A Sunday drive to Nikko

Out travel agent had suggested a full day tour to the old city of Nikko, meaning sunshine or sunlight.  Appropriately it was a bright and sunny Sunday but before long we realised this was going to be a long day as many Tokyoites were escaping town.

Driving out of Tokyo, we finally got a glimpse of Mt Fuji, across town in the distant haze.

Nikko is famous for Toshogu, Japan’s most lavishly decorated shrine and the mausoleum of the Japanese shogun Tokugawa Ieyasu.

It was a busy place with tourists and weddings and children’s visits to the temples, fully dressed in national costume and looking very cute.

As well as the shrine and temple, our tour included lunch, where we were treated to a duck hotpot, which was disappointing after some amazing meals in the Ryokans.  We had been spoilt.

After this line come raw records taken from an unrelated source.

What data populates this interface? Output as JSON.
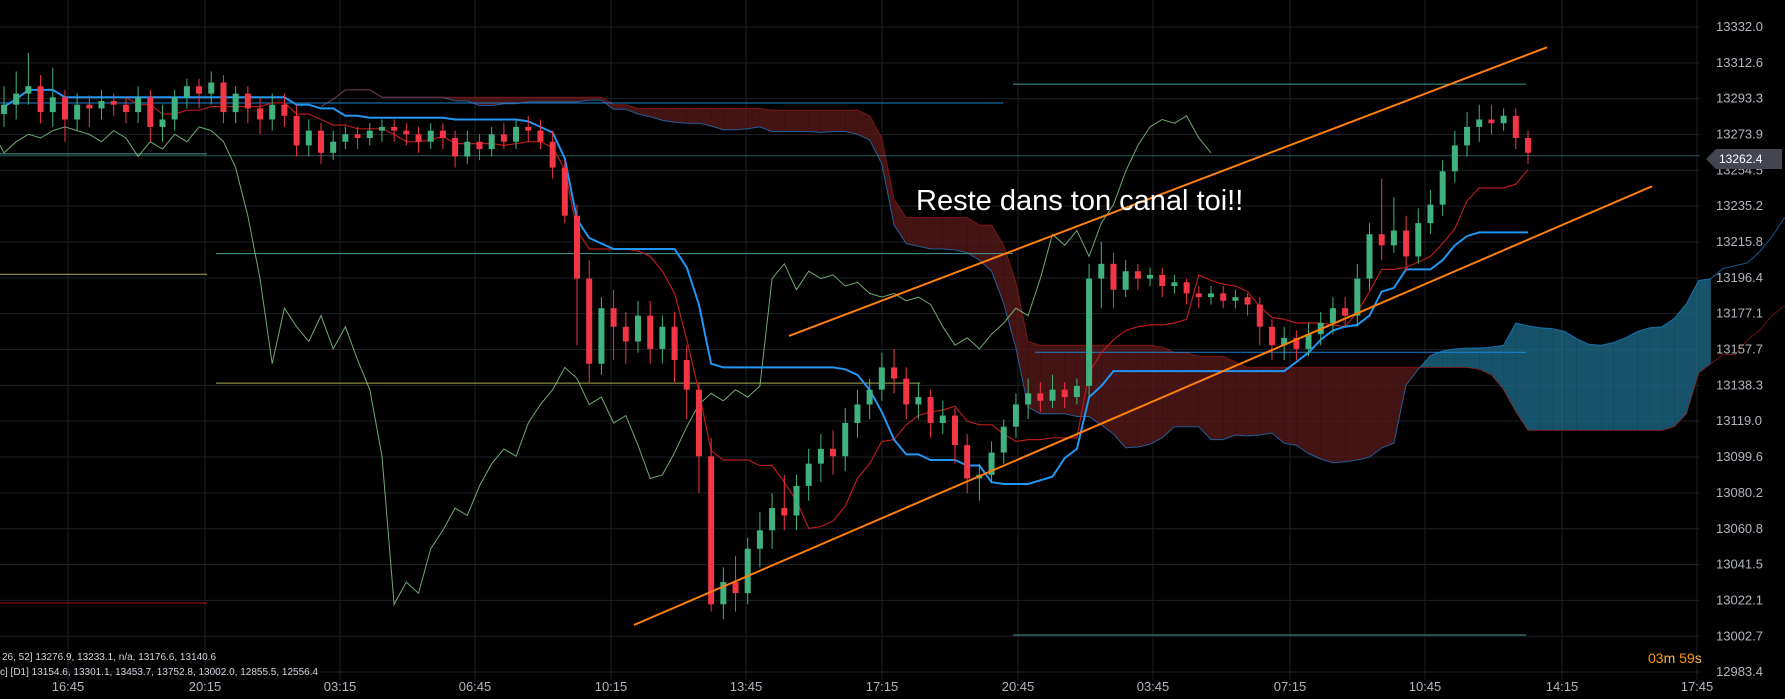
{
  "chart_data": {
    "type": "candlestick",
    "annotation": "Reste dans ton canal toi!!",
    "countdown": "03m 59s",
    "countdown_parts": {
      "minutes": "03",
      "minutes_unit": "m",
      "seconds": "59",
      "seconds_unit": "s"
    },
    "last_price": "13262.4",
    "ylim": [
      2983.4,
      13341.0
    ],
    "y_tick_labels": [
      "13332.0",
      "13312.6",
      "13293.3",
      "13273.9",
      "13254.5",
      "13235.2",
      "13215.8",
      "13196.4",
      "13177.1",
      "13157.7",
      "13138.3",
      "13119.0",
      "13099.6",
      "13080.2",
      "13060.8",
      "13041.5",
      "13022.1",
      "13002.7",
      "12983.4"
    ],
    "y_tick_values": [
      13332.0,
      13312.6,
      13293.3,
      13273.9,
      13254.5,
      13235.2,
      13215.8,
      13196.4,
      13177.1,
      13157.7,
      13138.3,
      13119.0,
      13099.6,
      13080.2,
      13060.8,
      13041.5,
      13022.1,
      13002.7,
      12983.4
    ],
    "x_tick_labels": [
      "16:45",
      "20:15",
      "03:15",
      "06:45",
      "10:15",
      "13:45",
      "17:15",
      "20:45",
      "03:45",
      "07:15",
      "10:45",
      "14:15",
      "17:45"
    ],
    "legend": {
      "line1": "26, 52] 13276.9, 13233.1, n/a, 13176.6, 13140.6",
      "line2": "c] [D1] 13154.6, 13301.1, 13453.7, 13752.8, 13002.0, 12855.5, 12556.4"
    },
    "colors": {
      "up": "#26a69a",
      "up_body": "#3fb27f",
      "down": "#f23645",
      "kijun": "#2196f3",
      "tenkan": "#b71c1c",
      "chikou": "#81c784",
      "channel": "#ff7f0e",
      "cloud_bull": "#1e6d8c",
      "cloud_bear": "#5b1a1a",
      "level_green": "#4db6ac",
      "level_yellow": "#c8c864",
      "last_price_tag": "#434651"
    },
    "candles": [
      [
        13285,
        13290,
        13278,
        13300
      ],
      [
        13290,
        13296,
        13282,
        13308
      ],
      [
        13296,
        13300,
        13290,
        13318
      ],
      [
        13300,
        13286,
        13280,
        13306
      ],
      [
        13286,
        13294,
        13278,
        13310
      ],
      [
        13294,
        13282,
        13270,
        13298
      ],
      [
        13282,
        13290,
        13276,
        13296
      ],
      [
        13290,
        13288,
        13278,
        13295
      ],
      [
        13288,
        13292,
        13282,
        13298
      ],
      [
        13292,
        13290,
        13284,
        13296
      ],
      [
        13290,
        13286,
        13280,
        13294
      ],
      [
        13286,
        13294,
        13280,
        13300
      ],
      [
        13294,
        13278,
        13270,
        13298
      ],
      [
        13278,
        13282,
        13270,
        13290
      ],
      [
        13282,
        13294,
        13276,
        13298
      ],
      [
        13294,
        13300,
        13288,
        13304
      ],
      [
        13300,
        13296,
        13288,
        13304
      ],
      [
        13296,
        13302,
        13290,
        13308
      ],
      [
        13302,
        13286,
        13280,
        13306
      ],
      [
        13286,
        13296,
        13280,
        13300
      ],
      [
        13296,
        13288,
        13280,
        13300
      ],
      [
        13288,
        13282,
        13274,
        13294
      ],
      [
        13282,
        13290,
        13276,
        13296
      ],
      [
        13290,
        13284,
        13278,
        13296
      ],
      [
        13284,
        13268,
        13262,
        13290
      ],
      [
        13268,
        13276,
        13262,
        13282
      ],
      [
        13276,
        13264,
        13258,
        13280
      ],
      [
        13264,
        13270,
        13260,
        13276
      ],
      [
        13270,
        13274,
        13266,
        13278
      ],
      [
        13274,
        13272,
        13266,
        13278
      ],
      [
        13272,
        13276,
        13268,
        13280
      ],
      [
        13276,
        13278,
        13270,
        13282
      ],
      [
        13278,
        13276,
        13270,
        13282
      ],
      [
        13276,
        13274,
        13268,
        13280
      ],
      [
        13274,
        13270,
        13264,
        13278
      ],
      [
        13270,
        13276,
        13266,
        13280
      ],
      [
        13276,
        13272,
        13266,
        13280
      ],
      [
        13272,
        13262,
        13256,
        13276
      ],
      [
        13262,
        13270,
        13258,
        13276
      ],
      [
        13270,
        13266,
        13260,
        13274
      ],
      [
        13266,
        13274,
        13262,
        13278
      ],
      [
        13274,
        13270,
        13266,
        13280
      ],
      [
        13270,
        13278,
        13266,
        13282
      ],
      [
        13278,
        13276,
        13270,
        13284
      ],
      [
        13276,
        13270,
        13266,
        13282
      ],
      [
        13270,
        13256,
        13250,
        13276
      ],
      [
        13256,
        13230,
        13226,
        13260
      ],
      [
        13230,
        13196,
        13160,
        13236
      ],
      [
        13196,
        13150,
        13140,
        13206
      ],
      [
        13150,
        13180,
        13144,
        13186
      ],
      [
        13180,
        13170,
        13152,
        13190
      ],
      [
        13170,
        13162,
        13150,
        13178
      ],
      [
        13162,
        13176,
        13156,
        13184
      ],
      [
        13176,
        13158,
        13150,
        13184
      ],
      [
        13158,
        13170,
        13150,
        13176
      ],
      [
        13170,
        13152,
        13140,
        13178
      ],
      [
        13152,
        13136,
        13120,
        13160
      ],
      [
        13136,
        13100,
        13080,
        13140
      ],
      [
        13100,
        13020,
        13016,
        13110
      ],
      [
        13020,
        13032,
        13012,
        13040
      ],
      [
        13032,
        13026,
        13016,
        13046
      ],
      [
        13026,
        13050,
        13020,
        13056
      ],
      [
        13050,
        13060,
        13040,
        13070
      ],
      [
        13060,
        13072,
        13050,
        13080
      ],
      [
        13072,
        13068,
        13060,
        13090
      ],
      [
        13068,
        13084,
        13060,
        13090
      ],
      [
        13084,
        13096,
        13076,
        13104
      ],
      [
        13096,
        13104,
        13086,
        13112
      ],
      [
        13104,
        13100,
        13090,
        13114
      ],
      [
        13100,
        13118,
        13092,
        13126
      ],
      [
        13118,
        13128,
        13110,
        13136
      ],
      [
        13128,
        13136,
        13120,
        13142
      ],
      [
        13136,
        13148,
        13130,
        13156
      ],
      [
        13148,
        13142,
        13134,
        13158
      ],
      [
        13142,
        13128,
        13120,
        13148
      ],
      [
        13128,
        13132,
        13120,
        13140
      ],
      [
        13132,
        13118,
        13110,
        13136
      ],
      [
        13118,
        13122,
        13112,
        13130
      ],
      [
        13122,
        13106,
        13096,
        13126
      ],
      [
        13106,
        13088,
        13080,
        13112
      ],
      [
        13088,
        13090,
        13076,
        13096
      ],
      [
        13090,
        13102,
        13086,
        13108
      ],
      [
        13102,
        13116,
        13096,
        13120
      ],
      [
        13116,
        13128,
        13110,
        13134
      ],
      [
        13128,
        13134,
        13120,
        13142
      ],
      [
        13134,
        13130,
        13124,
        13140
      ],
      [
        13130,
        13136,
        13126,
        13144
      ],
      [
        13136,
        13132,
        13126,
        13140
      ],
      [
        13132,
        13138,
        13128,
        13142
      ],
      [
        13138,
        13196,
        13132,
        13204
      ],
      [
        13196,
        13204,
        13180,
        13216
      ],
      [
        13204,
        13190,
        13180,
        13210
      ],
      [
        13190,
        13200,
        13186,
        13206
      ],
      [
        13200,
        13196,
        13190,
        13204
      ],
      [
        13196,
        13198,
        13192,
        13202
      ],
      [
        13198,
        13192,
        13186,
        13202
      ],
      [
        13192,
        13194,
        13188,
        13198
      ],
      [
        13194,
        13188,
        13182,
        13196
      ],
      [
        13188,
        13186,
        13180,
        13192
      ],
      [
        13186,
        13188,
        13182,
        13192
      ],
      [
        13188,
        13184,
        13180,
        13192
      ],
      [
        13184,
        13186,
        13180,
        13190
      ],
      [
        13186,
        13182,
        13176,
        13188
      ],
      [
        13182,
        13170,
        13160,
        13186
      ],
      [
        13170,
        13160,
        13152,
        13174
      ],
      [
        13160,
        13164,
        13152,
        13170
      ],
      [
        13164,
        13158,
        13152,
        13168
      ],
      [
        13158,
        13166,
        13154,
        13172
      ],
      [
        13166,
        13172,
        13160,
        13178
      ],
      [
        13172,
        13180,
        13166,
        13186
      ],
      [
        13180,
        13176,
        13170,
        13186
      ],
      [
        13176,
        13196,
        13170,
        13204
      ],
      [
        13196,
        13220,
        13190,
        13226
      ],
      [
        13220,
        13214,
        13206,
        13250
      ],
      [
        13214,
        13222,
        13210,
        13240
      ],
      [
        13222,
        13208,
        13200,
        13230
      ],
      [
        13208,
        13226,
        13204,
        13234
      ],
      [
        13226,
        13236,
        13220,
        13244
      ],
      [
        13236,
        13254,
        13230,
        13260
      ],
      [
        13254,
        13268,
        13248,
        13276
      ],
      [
        13268,
        13278,
        13262,
        13286
      ],
      [
        13278,
        13282,
        13270,
        13290
      ],
      [
        13282,
        13280,
        13274,
        13290
      ],
      [
        13280,
        13284,
        13276,
        13288
      ],
      [
        13284,
        13272,
        13266,
        13288
      ],
      [
        13272,
        13264,
        13258,
        13276
      ]
    ]
  }
}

Following lunch we toured the Nikko Tamazawa imperial villa memorial park.  The villa was formerly an Edo residence of the Kishu Tokugawa clan, moved from Edo (Tokyo) to Nikko.  Extensions and improvements were made over various years in the 19th century and in 1872 it was presented to the Imperial Household.

It is a beautiful building, but the gardens with their autumn colours was beautiful.

Following the villa, it was a mad dash to the Kirifuri Falls before dusk set in.   Kirifuri means “coming down of fog“, as the bottom of the two falls descends into fog at the bottom of the rocks.

We paid for the beautiful, sunny Sunday with a long drive back to Tokyo, mostly in stop-start mode.